Why Are Some Employer Health Plans Exempt From State Insurance Laws?

Updated July 9, 2026 6 min read

Two coworkers can compare health plans, notice they look almost identical on the surface, and still be covered under two entirely different sets of rules without either one realizing it. The difference usually comes down to how the plan is funded, not what it looks like on a benefits card.

The short answer

Employer health plans that are self-funded, meaning the employer itself pays claims out of its own funds rather than paying premiums to an insurance company to assume the risk, are generally governed by federal law rather than state insurance regulation. This is why a self-funded plan can operate the same way for employees across many different states, while a fully insured plan sold to another employer in the same industry follows whatever rules apply in the state where it’s issued.

Fully insured versus self-funded, in plain terms

A fully insured plan works the way most people picture insurance: the employer pays a premium to an insurance company, and the insurer takes on the financial risk of paying claims. Because the insurer is licensed and regulated in the state where the plan is sold, that plan is subject to the state’s insurance laws, including many state-level consumer protections and mandated benefits. A self-funded plan flips that arrangement — the employer bears the financial risk directly and often hires a third-party administrator just to process claims and paperwork, without an insurance company standing behind the risk.

Why federal law takes over

This distinction exists largely because of a federal law that governs most employer-sponsored benefit plans, which generally preempts, or overrides, state insurance regulation for self-funded plans. The practical effect is that a large employer with offices in multiple states can offer one consistent self-funded plan nationwide, rather than needing to comply separately with each state’s specific insurance mandates. That consistency is one reason many larger employers choose to self-fund, even though it also means giving up some of the state-level protections that apply to fully insured coverage.

What this means for consumer protections

Because state insurance departments generally can’t regulate a self-funded plan the way they regulate a fully insured one, certain state-mandated benefits or protections may not automatically apply. Federal rules still set baseline standards for self-funded plans, but the specific extra protections a state adds on top of that baseline — which vary widely from state to state — typically don’t reach a self-funded plan. This is part of why understanding how a benefits statement or claim decision explains itself matters more with a self-funded plan, since fewer state-level backstops apply if something looks off.
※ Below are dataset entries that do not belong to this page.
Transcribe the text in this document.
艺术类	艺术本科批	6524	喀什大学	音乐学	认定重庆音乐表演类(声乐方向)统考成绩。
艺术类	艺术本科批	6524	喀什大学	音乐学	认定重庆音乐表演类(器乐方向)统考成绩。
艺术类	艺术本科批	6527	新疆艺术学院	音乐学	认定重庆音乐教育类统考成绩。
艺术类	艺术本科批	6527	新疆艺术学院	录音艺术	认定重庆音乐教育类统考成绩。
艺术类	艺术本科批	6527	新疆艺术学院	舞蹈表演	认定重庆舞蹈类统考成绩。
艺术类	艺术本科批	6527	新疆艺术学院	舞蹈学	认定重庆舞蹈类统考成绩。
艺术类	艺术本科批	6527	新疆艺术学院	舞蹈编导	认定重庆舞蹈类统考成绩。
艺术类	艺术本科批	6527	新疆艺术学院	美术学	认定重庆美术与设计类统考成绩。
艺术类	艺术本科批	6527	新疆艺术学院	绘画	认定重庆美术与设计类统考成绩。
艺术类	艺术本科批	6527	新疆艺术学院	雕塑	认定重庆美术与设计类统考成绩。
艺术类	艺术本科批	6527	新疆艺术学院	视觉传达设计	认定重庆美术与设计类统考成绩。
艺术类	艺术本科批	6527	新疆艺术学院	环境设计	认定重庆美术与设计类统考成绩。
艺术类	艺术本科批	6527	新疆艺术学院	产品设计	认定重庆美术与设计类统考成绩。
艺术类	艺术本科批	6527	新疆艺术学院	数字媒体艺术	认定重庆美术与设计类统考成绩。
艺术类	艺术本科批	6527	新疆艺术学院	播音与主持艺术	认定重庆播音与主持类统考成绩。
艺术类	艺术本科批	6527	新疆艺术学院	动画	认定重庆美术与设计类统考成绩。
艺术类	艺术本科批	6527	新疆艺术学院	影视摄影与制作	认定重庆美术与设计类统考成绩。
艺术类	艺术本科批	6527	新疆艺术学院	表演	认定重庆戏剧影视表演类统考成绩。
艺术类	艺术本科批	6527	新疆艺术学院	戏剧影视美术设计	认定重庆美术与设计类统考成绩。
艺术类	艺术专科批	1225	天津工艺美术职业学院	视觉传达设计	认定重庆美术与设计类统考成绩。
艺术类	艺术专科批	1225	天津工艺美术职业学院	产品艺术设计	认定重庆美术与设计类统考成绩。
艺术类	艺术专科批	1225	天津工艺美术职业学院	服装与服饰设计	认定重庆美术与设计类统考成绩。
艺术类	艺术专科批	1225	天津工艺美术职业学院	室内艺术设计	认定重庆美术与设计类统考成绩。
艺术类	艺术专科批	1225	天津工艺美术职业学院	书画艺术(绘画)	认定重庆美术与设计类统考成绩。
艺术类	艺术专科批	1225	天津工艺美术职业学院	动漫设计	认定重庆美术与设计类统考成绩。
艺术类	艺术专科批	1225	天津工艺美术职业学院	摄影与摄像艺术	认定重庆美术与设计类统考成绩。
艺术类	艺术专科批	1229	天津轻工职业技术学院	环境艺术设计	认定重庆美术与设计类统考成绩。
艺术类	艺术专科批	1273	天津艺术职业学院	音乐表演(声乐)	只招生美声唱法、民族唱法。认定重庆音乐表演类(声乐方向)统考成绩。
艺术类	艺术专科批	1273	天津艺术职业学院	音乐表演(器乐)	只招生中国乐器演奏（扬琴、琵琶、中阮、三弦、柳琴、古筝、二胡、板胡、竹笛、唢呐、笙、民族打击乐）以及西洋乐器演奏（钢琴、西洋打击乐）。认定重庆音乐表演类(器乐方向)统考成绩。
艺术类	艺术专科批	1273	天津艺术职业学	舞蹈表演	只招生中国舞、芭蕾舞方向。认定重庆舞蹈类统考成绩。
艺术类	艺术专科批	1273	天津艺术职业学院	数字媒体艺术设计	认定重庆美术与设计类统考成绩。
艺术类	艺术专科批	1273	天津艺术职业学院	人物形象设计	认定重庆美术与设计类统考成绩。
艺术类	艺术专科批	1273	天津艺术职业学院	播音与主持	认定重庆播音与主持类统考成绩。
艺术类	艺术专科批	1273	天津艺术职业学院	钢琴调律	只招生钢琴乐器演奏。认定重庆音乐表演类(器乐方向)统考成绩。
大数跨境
How to tell which kind of plan you have

Plan documents, sometimes called a summary plan description, usually state directly whether a plan is self-funded or fully insured, though the terminology isn’t always obvious to a casual reader. Employees can also ask their HR or benefits department directly, which is useful context if a plan changes mid-year or a mid-year benefit change is being explained and it isn’t clear why certain state protections don’t seem to apply.

What to weigh

The self-funded versus fully insured distinction rarely shows up in day-to-day plan use, but it matters when a dispute arises, a claim is denied, or a claims filing deadline is in question, since the rules governing the resolution process can differ. Because employer benefit structures and the laws that apply to them can vary and change over time, it’s worth checking a plan’s funding structure directly rather than assuming it works the same as a plan at a different employer.